Saya pernah berdiskusi
dengan ekonom top Tiongkok, Profesor Justin Lin, di Sydney (2009). Mantan
Ekonom Kepala Bank Dunia ini mengatakan, perekonomian Tiongkok akan tetap
tumbuh tinggi karena Pemerintah Tiongkok tidak pernah kekurangan akal untuk
membangun infrastruktur. Namun, pernyataan ini sekarang mulai tidak valid.
Sejak beberapa tahun terakhir, Tiongkok mulai dihinggapi kelebihan pasokan
infrastruktur dan properti. Belanja infrastruktur yang sebelumnya mencapai
8-9 persen terhadap PDB kini mulai berkurang banyak.
Akibatnya, Tiongkok
seperti kekurangan daya dorong pertumbuhan ekonomi.

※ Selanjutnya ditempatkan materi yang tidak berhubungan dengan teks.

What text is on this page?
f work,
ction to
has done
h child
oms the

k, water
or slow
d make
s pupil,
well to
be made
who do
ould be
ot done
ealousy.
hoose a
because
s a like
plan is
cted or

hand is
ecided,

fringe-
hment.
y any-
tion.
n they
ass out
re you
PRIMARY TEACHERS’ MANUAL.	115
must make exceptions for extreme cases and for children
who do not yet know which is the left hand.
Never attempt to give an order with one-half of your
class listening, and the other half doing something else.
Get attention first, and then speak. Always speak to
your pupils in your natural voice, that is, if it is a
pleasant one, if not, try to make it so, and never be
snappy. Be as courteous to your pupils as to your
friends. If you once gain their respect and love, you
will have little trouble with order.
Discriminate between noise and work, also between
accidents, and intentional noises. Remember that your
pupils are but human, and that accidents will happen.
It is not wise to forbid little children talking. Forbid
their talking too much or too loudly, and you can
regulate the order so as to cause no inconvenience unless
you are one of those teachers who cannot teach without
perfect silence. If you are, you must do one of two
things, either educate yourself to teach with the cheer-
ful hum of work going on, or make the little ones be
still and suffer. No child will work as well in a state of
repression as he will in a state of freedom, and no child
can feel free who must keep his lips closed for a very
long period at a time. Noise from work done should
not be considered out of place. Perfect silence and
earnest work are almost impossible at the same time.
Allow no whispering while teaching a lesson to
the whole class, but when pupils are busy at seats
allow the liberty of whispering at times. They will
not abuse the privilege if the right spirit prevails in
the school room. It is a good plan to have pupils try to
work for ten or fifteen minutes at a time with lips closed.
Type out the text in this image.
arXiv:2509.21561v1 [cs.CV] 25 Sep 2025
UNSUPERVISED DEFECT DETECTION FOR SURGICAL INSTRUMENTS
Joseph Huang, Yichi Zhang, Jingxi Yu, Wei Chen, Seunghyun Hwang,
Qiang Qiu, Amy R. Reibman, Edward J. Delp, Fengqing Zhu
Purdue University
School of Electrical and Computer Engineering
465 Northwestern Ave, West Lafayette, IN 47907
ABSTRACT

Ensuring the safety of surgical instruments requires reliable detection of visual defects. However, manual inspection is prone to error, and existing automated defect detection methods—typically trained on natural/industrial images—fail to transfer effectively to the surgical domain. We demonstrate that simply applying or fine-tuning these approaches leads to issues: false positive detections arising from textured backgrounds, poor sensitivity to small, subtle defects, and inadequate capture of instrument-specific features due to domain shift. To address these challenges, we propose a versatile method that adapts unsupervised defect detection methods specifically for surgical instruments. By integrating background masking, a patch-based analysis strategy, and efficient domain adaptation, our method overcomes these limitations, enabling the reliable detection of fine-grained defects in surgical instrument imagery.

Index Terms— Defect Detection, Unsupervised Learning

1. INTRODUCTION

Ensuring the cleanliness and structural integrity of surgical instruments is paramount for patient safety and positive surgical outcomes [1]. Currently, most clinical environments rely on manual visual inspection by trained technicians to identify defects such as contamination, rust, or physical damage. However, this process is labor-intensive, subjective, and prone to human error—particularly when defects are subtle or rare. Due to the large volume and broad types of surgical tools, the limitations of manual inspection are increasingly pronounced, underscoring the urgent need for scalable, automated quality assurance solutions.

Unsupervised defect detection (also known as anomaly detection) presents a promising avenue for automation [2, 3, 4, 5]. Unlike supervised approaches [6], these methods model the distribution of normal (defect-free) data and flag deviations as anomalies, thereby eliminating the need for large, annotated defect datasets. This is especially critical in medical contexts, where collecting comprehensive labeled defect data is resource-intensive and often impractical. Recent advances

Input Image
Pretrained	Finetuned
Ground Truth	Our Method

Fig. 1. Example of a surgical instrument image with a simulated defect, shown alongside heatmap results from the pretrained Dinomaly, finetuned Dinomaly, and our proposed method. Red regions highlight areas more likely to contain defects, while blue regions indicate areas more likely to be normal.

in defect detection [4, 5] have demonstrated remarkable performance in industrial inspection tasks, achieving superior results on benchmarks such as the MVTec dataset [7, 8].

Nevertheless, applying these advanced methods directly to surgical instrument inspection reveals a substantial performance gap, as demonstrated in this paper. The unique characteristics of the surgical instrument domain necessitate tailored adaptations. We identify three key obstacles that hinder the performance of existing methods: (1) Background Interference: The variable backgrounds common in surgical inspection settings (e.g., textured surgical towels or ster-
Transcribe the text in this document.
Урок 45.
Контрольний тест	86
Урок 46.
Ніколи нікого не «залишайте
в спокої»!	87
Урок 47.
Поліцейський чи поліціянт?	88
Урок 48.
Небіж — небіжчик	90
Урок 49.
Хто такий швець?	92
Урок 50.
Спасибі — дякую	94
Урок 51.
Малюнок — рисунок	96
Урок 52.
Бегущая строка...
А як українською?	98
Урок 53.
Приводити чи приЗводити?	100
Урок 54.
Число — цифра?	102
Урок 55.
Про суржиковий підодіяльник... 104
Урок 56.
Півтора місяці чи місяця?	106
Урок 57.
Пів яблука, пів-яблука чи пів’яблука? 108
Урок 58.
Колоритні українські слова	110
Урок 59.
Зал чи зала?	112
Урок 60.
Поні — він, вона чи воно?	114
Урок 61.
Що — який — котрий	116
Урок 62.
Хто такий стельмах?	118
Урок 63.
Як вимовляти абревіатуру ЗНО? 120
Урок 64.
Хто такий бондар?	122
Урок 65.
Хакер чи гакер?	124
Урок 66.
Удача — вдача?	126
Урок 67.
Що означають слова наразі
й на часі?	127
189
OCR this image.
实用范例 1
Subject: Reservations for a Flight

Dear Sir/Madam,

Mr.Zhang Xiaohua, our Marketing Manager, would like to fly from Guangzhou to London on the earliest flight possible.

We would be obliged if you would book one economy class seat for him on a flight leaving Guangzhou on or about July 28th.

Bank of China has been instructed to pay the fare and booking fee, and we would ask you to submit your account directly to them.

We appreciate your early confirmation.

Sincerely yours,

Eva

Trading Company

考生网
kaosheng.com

Itulah sebabnya,
pertumbuhan ekonomi tahun ini diperkirakan bakal rendah. Melandainya
pertumbuhan ekonomi Tiongkok akan memberikan dampak ke seluruh dunia karena
mereka merupakan kekuatan ekonomi nomor dua di dunia setelah AS.
Janet Yellen pun mulai
berhati-hati dalam mengelola kebijakan suku bunganya. Fed rate yang dinaikkan
dari 0,25 persen menjadi 0,5 persen pada pertengahan Desember 2015 tidak jadi
dinaikkan. Bahkan, Yellen mengisyaratkan suku bunga Fed hanya akan naik dua
kali selama 2016 dari rencana semula empat kali.
Selain faktor kinerja
perekonomian Tiongkok, Yellen juga belum puas dengan data inflasi. Inflasi AS
saat ini cuma 1,2 persen, atau masih di bawah target 2 persen. Mantan Kepala
The Fed Ben S Bernanke menulis (”The Courage to Act: A Memoir of A Crisis and
Its Aftermath”, 2015) bahwa inflasi AS yang terlalu rendah itu berdampak sama
buruknya dengan inflasi tinggi. Dengan kata lain, AS kini sedang ”rindu
inflasi”, butuh inflasi yang lebih tinggi.
Dalam batas tertentu
(2 persen), inflasi diperlukan untuk memberikan insentif terhadap dunia
usaha. Selanjutnya, hal ini juga akan memberikan insentif bagi pekerja untuk
menerima gaji atau upah yang lebih tinggi. Bayangkan jika harga produk, gaji,
dan upah dari tahun ke tahun stagnan, hal ini tidak memberikan semangat
bekerja yang lebih tinggi. Itulah sebabnya, The Fed akhirnya memilih untuk
tidak menaikkan suku bunganya pada pertemuan pekan lalu.
Belanja infrastruktur
Kebijakan suku bunga
AS tetap rendah memberikan ruang bagi penurunan suku bunga di Indonesia.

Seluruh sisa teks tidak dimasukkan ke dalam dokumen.